Die Stylistin unterstützt seit Jahren Menschen dabei, ihren Kleiderschrank zu sortieren und mit den wichtigsten Basics auszustatten. "Jeder Kleiderschrank erzählt die Geschichte der Trägerinnen und Träger und diese Persönlichkeit soll mit den Teilen im Schrank auch zur Geltung kommen. Dazu braucht es aber keine 300 T-Shirts, Kleider und Jacken." Im Vergleich zu anderen Europäerinnen geben Frauen in Österreich zudem am meisten Geld für Mode aus, weiß die Stylistin. "1500 Euro sind es durchschnittlich im Jahr. Wenn man überlegt, dass nur 30 von 100 Kleidungsstücken auch regelmäßig getragen werden, sind das 1000 Euro, die man im Jahr umsonst ausgibt, hat eine Studie von Labfresh 2020 ergeben."
Teuer vs. billig
Aus diesem Grund lohnt es sich, sich vor einem Kauf folgende Fragen zu stellen, empfiehlt Fichter. "Brauche ich das? Habe ich so etwas Ähnliches bereits? Gibt es eine nachhaltige Alternative?" Rechnerisch zahle es sich aus, sagt Fichter, in nachhaltige Kleidung zu investieren, die vielleicht etwas mehr kostet. "Teile aus gutem Material halten Jahre, während billige T-Shirts schnell kaputtgehen und öfter ausgetauscht werden müssen."

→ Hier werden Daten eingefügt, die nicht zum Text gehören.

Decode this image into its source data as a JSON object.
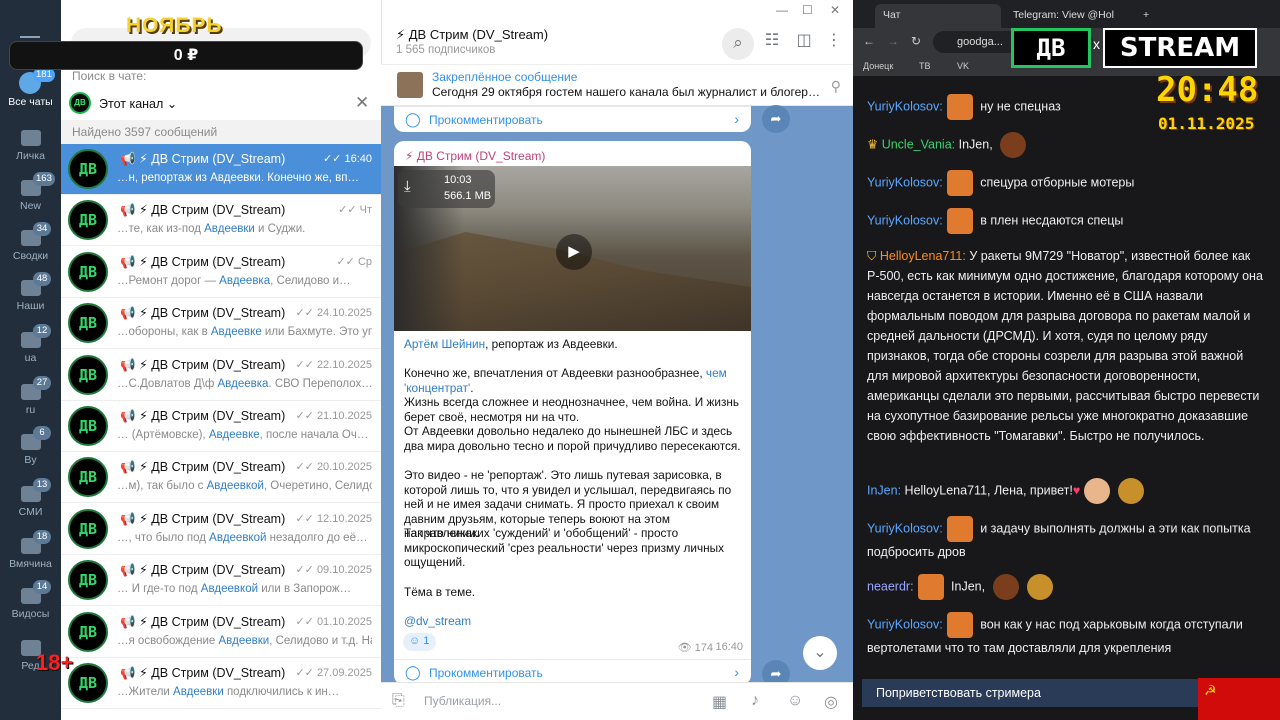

Doch wohin mit den aussortierten Kleidungsstücken? Wer seine Kleidung spenden möchte, ist mit Second Hand-Läden gut bedient. "Im Carla-Laden der Caritas kann man seine Kleidung unkompliziert abgeben, auch Frauenhäuser freuen sich immer über Spenden", so Fichter. Auch Tauschgeschäfte im Freundeskreis bieten sich für die Weitergabe der Kleidung an.
Tinder für Kleidung
Mit der App "Uptraded" reiht sich unterdessen die 23-Jährige Tirolerin Anna Greil in die Riege der App-Anbieter für Second Hand-Kleidung und Kleidertausch ein - mit einem ungewöhnlichen Twist. "Es ist wie Tinder für Kleidung", erklärt sie. "Man lädt seine eigenen Kleidungsstücke hoch, stellt unter anderem den eigenen Standort und die Größe ein und kann sich dann durch das Angebot swipen und bewerten, was einem gefällt und was nicht." Matchmaking heißt das angewandte Prinzip.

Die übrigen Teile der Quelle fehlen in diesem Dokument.